RÉPUBLIQUE FRANÇAISE

AU NOM DU PEUPLE FRANÇAIS

COUR D’APPEL DE PARIS

Pôle 6 – Chambre 5

ARRÊT DU 11 Mai 2017

(n° , 7 pages)

Numéro d’inscription au répertoire général : S 14/04964

Décision déférée à la Cour : jugement rendu le 03 Avril 2014 par le Conseil de prud’hommes – Formation de départage de CRETEIL RG n° 11/03075

APPELANT

Monsieur [U] [V]

[Adresse 1]

[Localité 1]

comparant en personne, assisté de Me Marie-claire GRAS, avocat au barreau de PARIS, toque : P0220

INTIMEE

Société SPORT CONSULTING ET MANAGEMENT

[Adresse 2]

[Localité 2]

représentée par Me Mathieu REBBOAH, avocat au barreau de PARIS, toque : E1740

COMPOSITION DE LA COUR :

En application des dispositions de l’article 945-1 du Code de procédure civile, l’affaire a été débattue le 31 mars 2017 en audience publique, les parties ne s’y étant pas opposées, devant Monsieur Stéphane MEYER, Conseiller, chargé d’instruire l’affaire.

Ce magistrat a rendu compte des plaidoiries dans le délibéré de la Cour, composée de :

Madame Marie-Bernard BRETON, Présidente

Monsieur Stéphane MEYER, Conseiller

Madame Isabelle MONTAGNE, Conseillère

qui en ont délibéré

Greffier : Madame Christine LECERF, lors des débats

ARRÊT :

– contradictoire

– mis à disposition au greffe de la Cour, les parties en ayant été préalablement avisées dans les conditions prévues au deuxième alinéa de l’article 450 du Code de procédure civile,

– signé par Madame Marie-Bernard BRETON, Présidente, et par Madame Christine LECERF, Greffier auquel la minute de la décision a été remise par le magistrat signataire.

EXPOSÉ DU LITIGE :

Le 3 janvier 2011, Monsieur [U] [V] a conclu un contrat à durée indéterminée intitulé ‘contrat d’apporteur d’affaires – responsable d’agence administrative’, avec la société SPORT CONSULTING ET MANAGEMENT, qui exerce les fonctions d’agence spécialisée dans le management sportif.

Le 17 novembre 2011, Monsieur [V] a saisi le conseil de prud’hommes de Créteil d’une demande de qualification de la relation contractuelle de contrat de travail et formé des demandes de rappel de salaire, d’indemnité pour travail dissimulé et de demandes afférentes à un licenciement sans cause réelle et sérieuse.

Par jugement du 3 avril 2014, le conseil de prud’hommes de Créteil statuant en départage a débouté Monsieur [V] de l’ensemble de ses demandes et l’a condamné aux dépens.

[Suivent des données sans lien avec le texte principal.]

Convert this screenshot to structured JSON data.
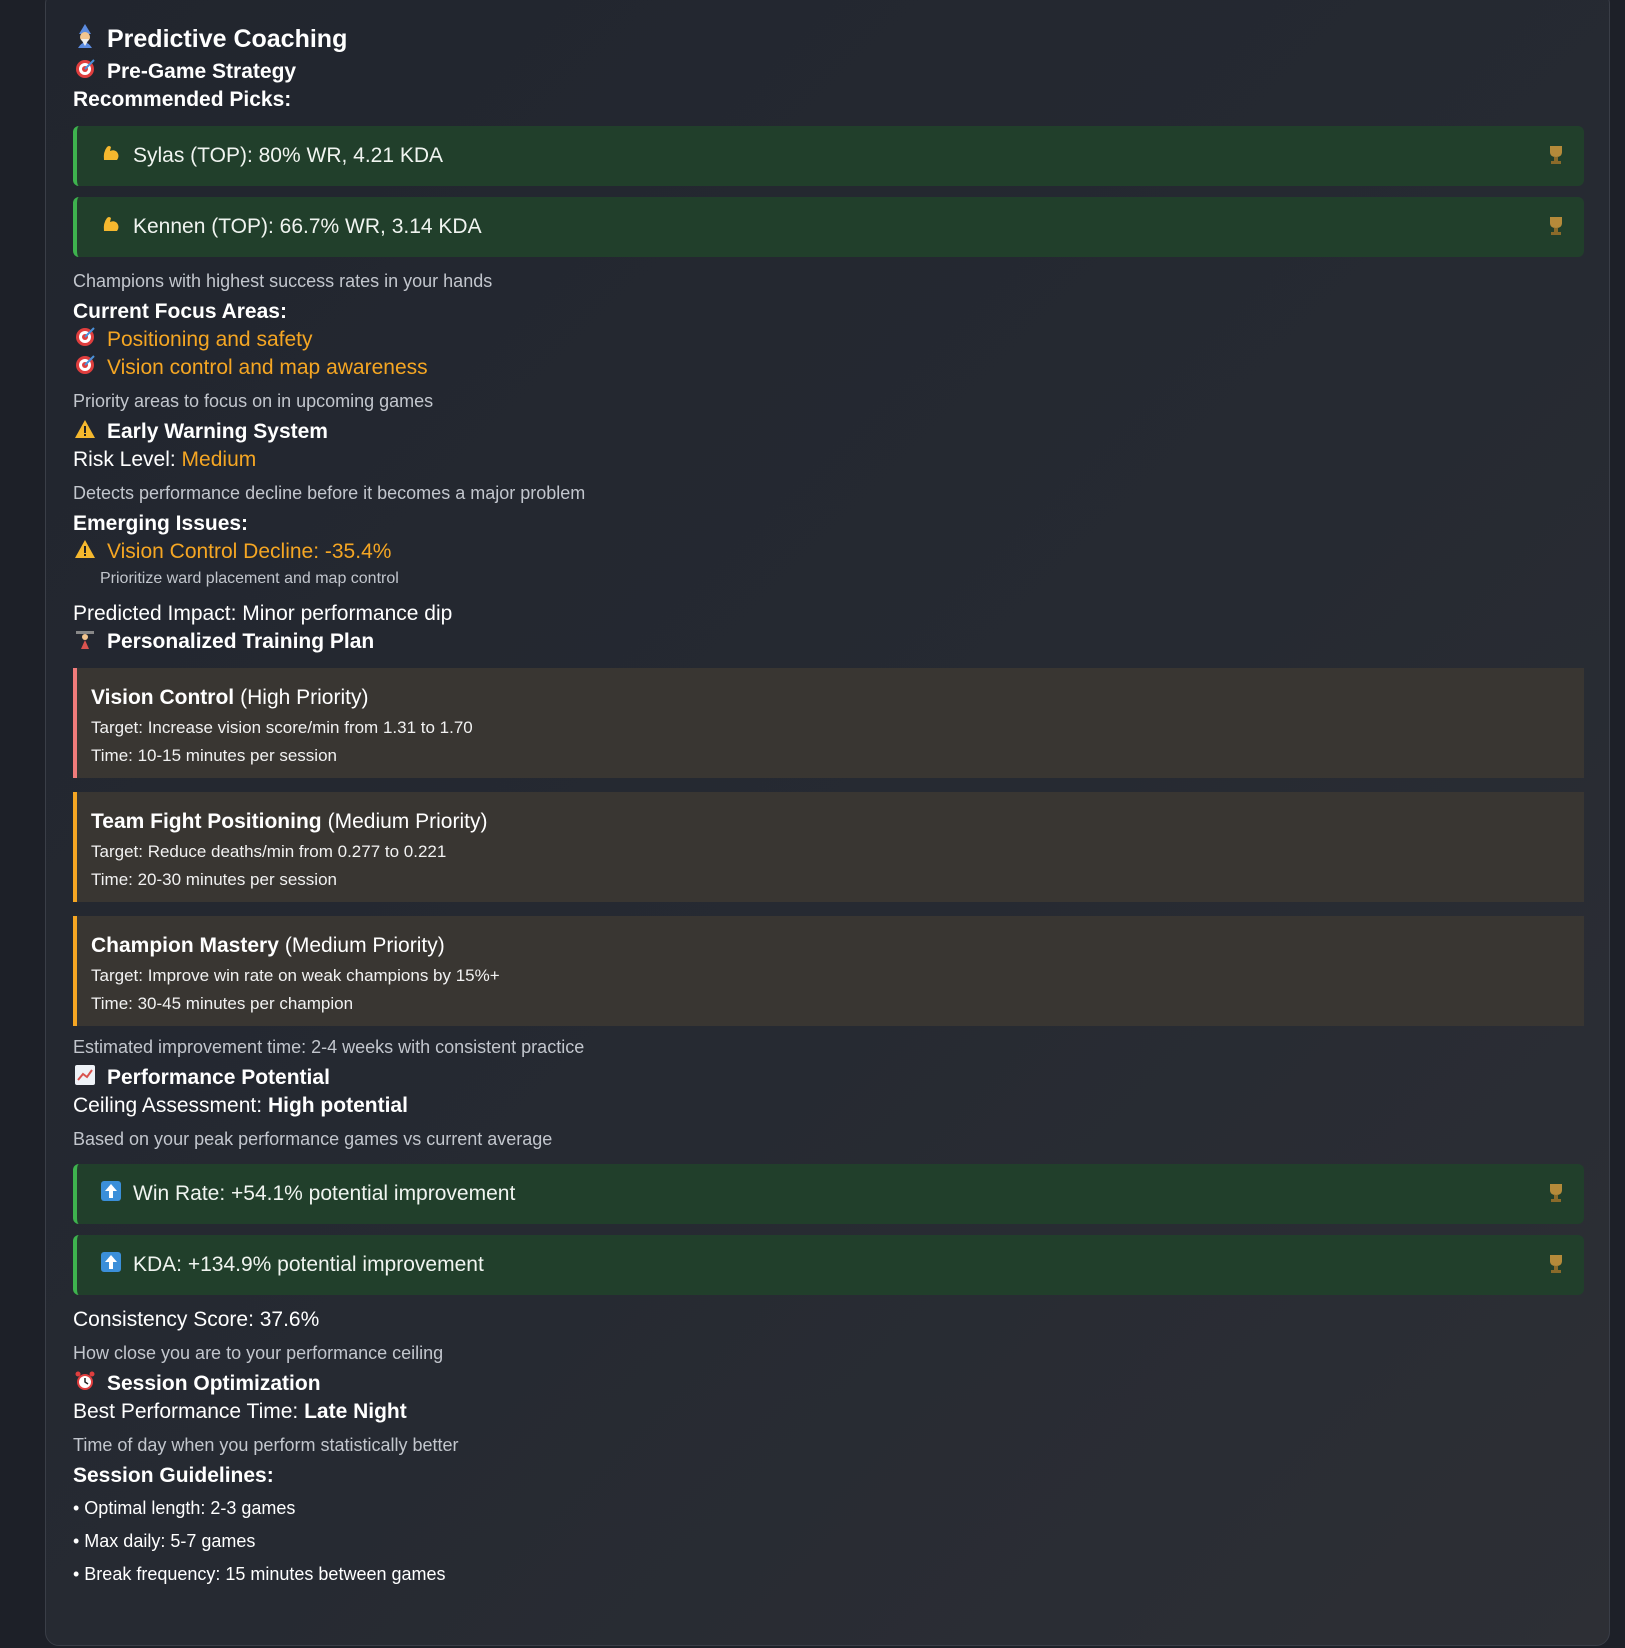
{
  "header": {
    "title": "Predictive Coaching",
    "title_icon": "mage-icon"
  },
  "pregame": {
    "heading": "Pre-Game Strategy",
    "picks_label": "Recommended Picks:",
    "picks": [
      {
        "text": "Sylas (TOP): 80% WR, 4.21 KDA"
      },
      {
        "text": "Kennen (TOP): 66.7% WR, 3.14 KDA"
      }
    ],
    "picks_note": "Champions with highest success rates in your hands",
    "focus_label": "Current Focus Areas:",
    "focus_areas": [
      "Positioning and safety",
      "Vision control and map awareness"
    ],
    "focus_note": "Priority areas to focus on in upcoming games"
  },
  "warning": {
    "heading": "Early Warning System",
    "risk_label": "Risk Level:",
    "risk_value": "Medium",
    "note": "Detects performance decline before it becomes a major problem",
    "issues_label": "Emerging Issues:",
    "issue": "Vision Control Decline: -35.4%",
    "issue_note": "Prioritize ward placement and map control",
    "impact": "Predicted Impact: Minor performance dip"
  },
  "training": {
    "heading": "Personalized Training Plan",
    "items": [
      {
        "name": "Vision Control",
        "priority": "(High Priority)",
        "target": "Target: Increase vision score/min from 1.31 to 1.70",
        "time": "Time: 10-15 minutes per session"
      },
      {
        "name": "Team Fight Positioning",
        "priority": "(Medium Priority)",
        "target": "Target: Reduce deaths/min from 0.277 to 0.221",
        "time": "Time: 20-30 minutes per session"
      },
      {
        "name": "Champion Mastery",
        "priority": "(Medium Priority)",
        "target": "Target: Improve win rate on weak champions by 15%+",
        "time": "Time: 30-45 minutes per champion"
      }
    ],
    "note": "Estimated improvement time: 2-4 weeks with consistent practice"
  },
  "potential": {
    "heading": "Performance Potential",
    "ceiling_label": "Ceiling Assessment:",
    "ceiling_value": "High potential",
    "note": "Based on your peak performance games vs current average",
    "improvements": [
      {
        "text": "Win Rate: +54.1% potential improvement"
      },
      {
        "text": "KDA: +134.9% potential improvement"
      }
    ],
    "consistency": "Consistency Score: 37.6%",
    "consistency_note": "How close you are to your performance ceiling"
  },
  "session": {
    "heading": "Session Optimization",
    "best_label": "Best Performance Time:",
    "best_value": "Late Night",
    "note": "Time of day when you perform statistically better",
    "guidelines_label": "Session Guidelines:",
    "guidelines": [
      "• Optimal length: 2-3 games",
      "• Max daily: 5-7 games",
      "• Break frequency: 15 minutes between games"
    ]
  },
  "colors": {
    "accent_orange": "#f5a623",
    "card_green": "#213f2b",
    "border_green": "#3eb34e",
    "high_priority": "#f07b7b"
  }
}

A l’encontre de ce jugement notifié le 9 avril 2014, Monsieur [V] a interjeté appel le 5 mai 2014.

Lors de l’audience du 31 mars 2017, Monsieur [V] demande à la cour d’infirmer le jugement et de condamner la société SPORT CONSULTING ET MANAGEMENT à lui payer les sommes suivantes :

– 8 881,62 € à titre de rémunération

– 888,16 € à titre de rémunération des congés payés

– les charges sociales sur ces sommes

– 8 881,62 € à titre d’indemnité pour travail dissimulé

– 7 500 € à titre de dommages et intérêts pour rupture abusive et pour le préjudice résultant des conditions d’exécution du contrat.

– 4 000 € en application des dispositions de l’article 700 du code de procédure civile

– les intérêt au taux légal avec capitalisation.

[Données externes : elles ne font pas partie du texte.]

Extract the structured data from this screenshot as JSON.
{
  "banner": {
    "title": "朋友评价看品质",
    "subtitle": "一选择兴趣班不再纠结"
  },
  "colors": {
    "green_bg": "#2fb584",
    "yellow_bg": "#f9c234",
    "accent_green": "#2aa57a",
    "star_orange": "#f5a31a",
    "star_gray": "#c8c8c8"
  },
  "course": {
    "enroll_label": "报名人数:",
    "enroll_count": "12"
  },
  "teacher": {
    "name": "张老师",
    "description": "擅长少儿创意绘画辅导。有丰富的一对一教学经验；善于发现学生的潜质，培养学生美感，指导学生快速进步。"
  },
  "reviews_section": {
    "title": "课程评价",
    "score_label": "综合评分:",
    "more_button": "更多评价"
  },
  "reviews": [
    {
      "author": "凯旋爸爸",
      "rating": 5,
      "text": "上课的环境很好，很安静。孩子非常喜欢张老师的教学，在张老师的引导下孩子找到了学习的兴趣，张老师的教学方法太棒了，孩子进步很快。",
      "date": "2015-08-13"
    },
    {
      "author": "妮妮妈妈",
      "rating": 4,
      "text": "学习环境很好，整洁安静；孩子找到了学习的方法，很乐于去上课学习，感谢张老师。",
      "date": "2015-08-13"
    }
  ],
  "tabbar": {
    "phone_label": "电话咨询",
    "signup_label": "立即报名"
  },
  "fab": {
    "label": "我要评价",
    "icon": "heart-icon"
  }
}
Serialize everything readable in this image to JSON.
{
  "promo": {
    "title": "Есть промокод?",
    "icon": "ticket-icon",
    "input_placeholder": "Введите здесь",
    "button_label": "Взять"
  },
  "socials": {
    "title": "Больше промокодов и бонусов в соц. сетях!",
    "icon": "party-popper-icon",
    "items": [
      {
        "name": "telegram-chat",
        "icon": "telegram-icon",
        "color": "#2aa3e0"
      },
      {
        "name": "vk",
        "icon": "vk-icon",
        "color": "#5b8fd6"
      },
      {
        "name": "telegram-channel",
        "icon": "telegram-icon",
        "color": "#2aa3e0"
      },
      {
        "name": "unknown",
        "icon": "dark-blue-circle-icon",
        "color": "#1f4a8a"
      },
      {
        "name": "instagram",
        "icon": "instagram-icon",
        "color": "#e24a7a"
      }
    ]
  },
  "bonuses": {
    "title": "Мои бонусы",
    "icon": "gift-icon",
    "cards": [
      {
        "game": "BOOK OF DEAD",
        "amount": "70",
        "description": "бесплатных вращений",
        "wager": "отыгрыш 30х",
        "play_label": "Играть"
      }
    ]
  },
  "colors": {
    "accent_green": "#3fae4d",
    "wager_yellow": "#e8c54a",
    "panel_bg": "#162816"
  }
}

Au soutien de ses demandes, Monsieur [V] expose :

– que le contrat en cause n’est pas un contrat d’apporteur d’affaires

– qu’il travaillait sous la subordination de la société SPORT CONSULTING ET MANAGEMENT et était donc lié à elle par un contrat de travail

– qu’il est fondé à obtenir paiement du salaire dû

– qu’il justifie de ses préjudices.

En défense, la société SPORT CONSULTING ET MANAGEMENT demande la confirmation du jugement et la condamnation de Monsieur [V] à lui verser les sommes de 2 000 euros au titre des dommages et intérêts pour procédure abusive et une indemnité de 4 000 euros sur le fondement de l’article 700 du code de procédure civile.

Elle fait valoir :

– que Monsieur [V] s’est engagé en tant qu’apporteur d’affaires,

– qu’il n’a apporté aucune affaire ni prospection de joueur, et ne pouvait être payé en conséquence,

– que c’est la raison pour laquelle la société a dû mettre fin au contrat.

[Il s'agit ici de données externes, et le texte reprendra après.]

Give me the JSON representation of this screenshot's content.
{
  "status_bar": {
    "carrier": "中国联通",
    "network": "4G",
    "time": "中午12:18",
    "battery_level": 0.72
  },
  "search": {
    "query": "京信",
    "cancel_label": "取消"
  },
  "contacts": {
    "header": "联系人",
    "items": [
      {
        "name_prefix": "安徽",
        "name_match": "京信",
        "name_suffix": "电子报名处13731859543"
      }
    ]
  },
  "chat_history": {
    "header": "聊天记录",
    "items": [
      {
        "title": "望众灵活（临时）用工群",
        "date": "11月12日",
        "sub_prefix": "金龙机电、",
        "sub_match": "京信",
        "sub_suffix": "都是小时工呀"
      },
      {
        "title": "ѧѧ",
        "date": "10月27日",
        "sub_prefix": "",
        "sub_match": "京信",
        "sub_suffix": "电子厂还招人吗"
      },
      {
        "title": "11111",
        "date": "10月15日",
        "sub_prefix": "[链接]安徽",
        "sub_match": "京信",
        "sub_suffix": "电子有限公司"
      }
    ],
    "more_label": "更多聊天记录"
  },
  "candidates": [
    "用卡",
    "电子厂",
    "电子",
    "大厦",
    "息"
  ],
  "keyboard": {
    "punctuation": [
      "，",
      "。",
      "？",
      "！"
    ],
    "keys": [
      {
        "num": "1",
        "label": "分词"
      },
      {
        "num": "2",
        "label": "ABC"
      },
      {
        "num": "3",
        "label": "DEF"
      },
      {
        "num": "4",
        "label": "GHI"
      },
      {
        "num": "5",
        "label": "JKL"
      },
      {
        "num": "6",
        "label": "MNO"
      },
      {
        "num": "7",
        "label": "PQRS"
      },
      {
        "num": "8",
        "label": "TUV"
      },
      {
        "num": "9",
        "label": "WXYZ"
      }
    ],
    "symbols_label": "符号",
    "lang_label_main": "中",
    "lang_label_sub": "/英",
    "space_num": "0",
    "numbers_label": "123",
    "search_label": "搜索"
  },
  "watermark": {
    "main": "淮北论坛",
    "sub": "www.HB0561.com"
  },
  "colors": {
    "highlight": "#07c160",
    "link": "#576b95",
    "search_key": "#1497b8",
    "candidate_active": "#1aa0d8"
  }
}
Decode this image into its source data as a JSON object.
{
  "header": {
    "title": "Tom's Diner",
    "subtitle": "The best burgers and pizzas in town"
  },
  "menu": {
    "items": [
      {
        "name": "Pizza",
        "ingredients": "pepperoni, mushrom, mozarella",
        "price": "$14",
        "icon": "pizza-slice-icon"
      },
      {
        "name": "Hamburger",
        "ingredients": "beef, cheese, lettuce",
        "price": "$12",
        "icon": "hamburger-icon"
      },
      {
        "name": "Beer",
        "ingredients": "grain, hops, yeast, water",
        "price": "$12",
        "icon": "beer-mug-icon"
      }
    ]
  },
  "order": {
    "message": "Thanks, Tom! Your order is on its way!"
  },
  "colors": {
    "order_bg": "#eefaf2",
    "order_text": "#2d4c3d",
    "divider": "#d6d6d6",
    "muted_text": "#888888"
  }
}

Pour un plus ample exposé des faits, de la procédure et des prétentions des parties, la cour se réfère à leurs dernières conclusions visées par le greffier et développées lors de l’audience des débats.

***

MOTIFS DE LA DECISION :

Sur la demande de requalification du contrat d’apporteur d’affaires en contrat de travail

Le contrat de travail est une convention par laquelle une personne s’engage à travailler pour le compte d’une autre et sous sa subordination moyennant une rémunération. Ce lien de subordination est caractérisé par l’exécution d’un travail sous l’autorité d’un employeur qui a le pourvoir de donner des ordres et des directives, d’en contrôler l’exécution et de sanctionner le manquement de son subordonné.

Il résulte des dispositions de l’article 12 du code de procédure civile que l’existence d’une relation de travail subordonnée ne dépend ni de la volonté des parties, ni de la dénomination qu’elles ont donné à leur convention mais des conditions de fait dans lesquelles est exercée l’activité en cause.

En l’espèce, les parties ont signé le 3 janvier 2011, un contrat intitulé ‘apporteur d’affaires – Responsable Agence Administrative’, aux termes duquel, la société SPORT CONSULTING ET MANAGEMENT, qui exerçait l’activité d’agent sportif, confiait à Monsieur [V] la mission, de ‘ rechercher pendant la durée des présentes, dans le secteur géographique défini, des mandants des clubs, fédérations, joueurs et autres […] en vue de la conclusion d’un contrat de médiation exclusif appelé ‘mandat’ avec la Société S-C & M ‘.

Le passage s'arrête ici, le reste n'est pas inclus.